Bus Stop at The Summer Company | Theater | Pittsburgh | Pittsburgh City Paper

Bus Stop at The Summer Company

Caitlin Young, Moira Quigley and Ross Kobelak provide youthful optimism and high spirits, giving this production enjoyable energy.

Caitlin Young and Moira Quigley in Bus Stop
Photo courtesy of Shannon Ehrin
Caitlin Young and Moira Quigley in Bus Stop

On my way to the Summer Company's production of William Inge's classic Bus Stop, I remembered a local college production last season, and the friend I'd coerced into going with me. After so many years of enduring bad theater at my side, members of my circle usually remember a previous engagement if I suggest seeing a show. But I'd promised my friend that not even the most "artistic" of directors could mess up this quintessential comedy, set in a rural bus stop/diner on the Kansas plains where, due to a snow storm, the passengers are stranded for the night.

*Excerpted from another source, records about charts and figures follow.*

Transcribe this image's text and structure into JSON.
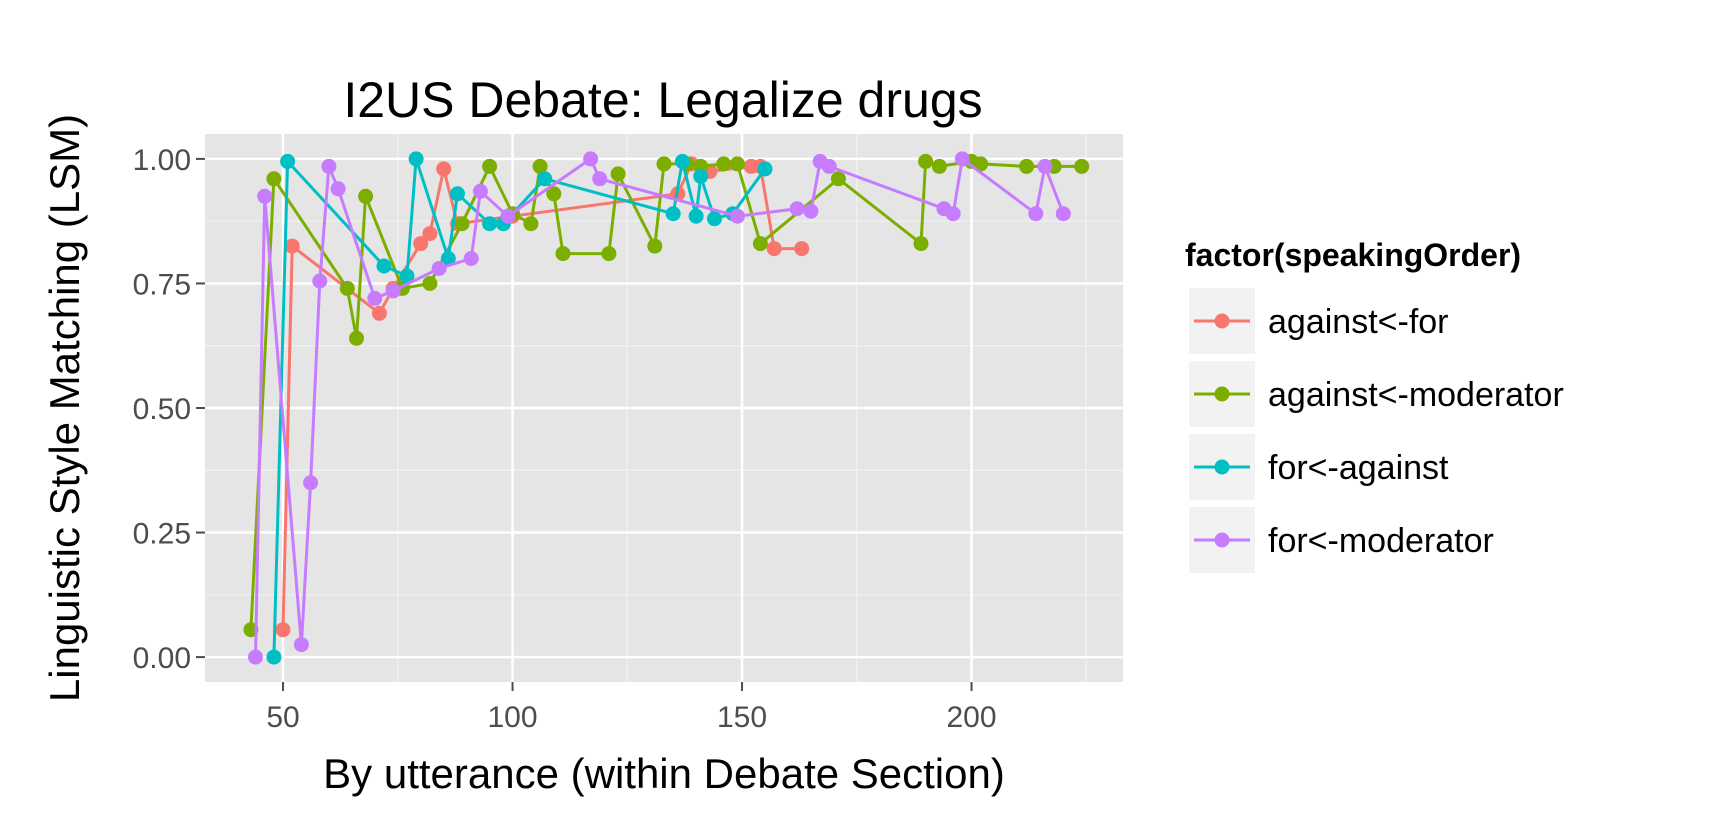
{
  "chart_data": {
    "type": "line",
    "title": "I2US Debate: Legalize drugs",
    "xlabel": "By utterance (within Debate Section)",
    "ylabel": "Linguistic Style Matching (LSM)",
    "xlim": [
      33,
      233
    ],
    "ylim": [
      -0.05,
      1.05
    ],
    "x_ticks": [
      50,
      100,
      150,
      200
    ],
    "x_tick_labels": [
      "50",
      "100",
      "150",
      "200"
    ],
    "y_ticks": [
      0,
      0.25,
      0.5,
      0.75,
      1
    ],
    "y_tick_labels": [
      "0.00",
      "0.25",
      "0.50",
      "0.75",
      "1.00"
    ],
    "grid": true,
    "legend": {
      "title": "factor(speakingOrder)",
      "position": "right"
    },
    "series": [
      {
        "name": "against<-for",
        "color": "#F8766D",
        "x": [
          50,
          52,
          71,
          74,
          80,
          82,
          85,
          88,
          100,
          136,
          139,
          143,
          152,
          154,
          157,
          163
        ],
        "y": [
          0.055,
          0.825,
          0.69,
          0.74,
          0.83,
          0.85,
          0.98,
          0.87,
          0.885,
          0.93,
          0.99,
          0.975,
          0.985,
          0.985,
          0.82,
          0.82
        ]
      },
      {
        "name": "against<-moderator",
        "color": "#7CAE00",
        "x": [
          43,
          48,
          64,
          66,
          68,
          76,
          82,
          89,
          95,
          100,
          104,
          106,
          109,
          111,
          121,
          123,
          131,
          133,
          138,
          141,
          146,
          149,
          154,
          171,
          189,
          190,
          193,
          200,
          202,
          212,
          218,
          224
        ],
        "y": [
          0.055,
          0.96,
          0.74,
          0.64,
          0.925,
          0.74,
          0.75,
          0.87,
          0.985,
          0.89,
          0.87,
          0.985,
          0.93,
          0.81,
          0.81,
          0.97,
          0.825,
          0.99,
          0.99,
          0.985,
          0.99,
          0.99,
          0.83,
          0.96,
          0.83,
          0.995,
          0.985,
          0.995,
          0.99,
          0.985,
          0.985,
          0.985
        ]
      },
      {
        "name": "for<-against",
        "color": "#00BFC4",
        "x": [
          48,
          51,
          72,
          77,
          79,
          86,
          88,
          95,
          98,
          107,
          135,
          137,
          140,
          141,
          144,
          148,
          155
        ],
        "y": [
          0.0,
          0.995,
          0.785,
          0.765,
          1.0,
          0.8,
          0.93,
          0.87,
          0.87,
          0.96,
          0.89,
          0.995,
          0.885,
          0.965,
          0.88,
          0.89,
          0.98
        ]
      },
      {
        "name": "for<-moderator",
        "color": "#C77CFF",
        "x": [
          44,
          46,
          54,
          56,
          58,
          60,
          62,
          70,
          74,
          84,
          91,
          93,
          99,
          117,
          119,
          149,
          162,
          165,
          167,
          169,
          194,
          196,
          198,
          214,
          216,
          220
        ],
        "y": [
          0.0,
          0.925,
          0.025,
          0.35,
          0.755,
          0.985,
          0.94,
          0.72,
          0.735,
          0.78,
          0.8,
          0.935,
          0.885,
          1.0,
          0.96,
          0.885,
          0.9,
          0.895,
          0.995,
          0.985,
          0.9,
          0.89,
          1.0,
          0.89,
          0.985,
          0.89
        ]
      }
    ]
  }
}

So we walked into the theater and found that the director had set the production in a zombie-apocalypse wasteland; a bombed-out bus inside of which the actors stood mute until they made their entrances, some tumbleweeds and a yellow line across the stage with some tables and chairs. This diner wasn't roadside: It was in the middle of the road. I don't think my friend has ever forgiven me.

So whatever else I want to say about the Summer Company's production, I want to commend director Justin Sines for not setting it in a zombie-apocalypse wasteland.

John E. Lane Jr. has, in fact, designed a lovely (and textually appropriate!) set, proving that you can do a lot with little money if you have a good eye. The only downside is that everything's a little too new and scrubbed clean for this tale of worn-out people in a worn-out place.

An empathetic Roberta Honse and punchy Michael McBurney, as diner proprietor and bus driver, have been sanded down enough by disappointment to settle for the fleeting joy they find. A melancholic Richard Eckman and rock-ribbed Everett Lowe, as an old ranch hand and sheriff, are wise enough to know which battles to pick; Patrick Conner is the drunk, lascivious Dr. Lyman. Caitlin Young, Moira Quigley and Ross Kobelak as Elma, Cherie and Bo, provide youthful optimism and high spirits, giving this production enjoyable energy.

I can't say that this is a definitive Bus Stop — Sines allows a dragging pace, for one. But at least there's not a zombie in sight.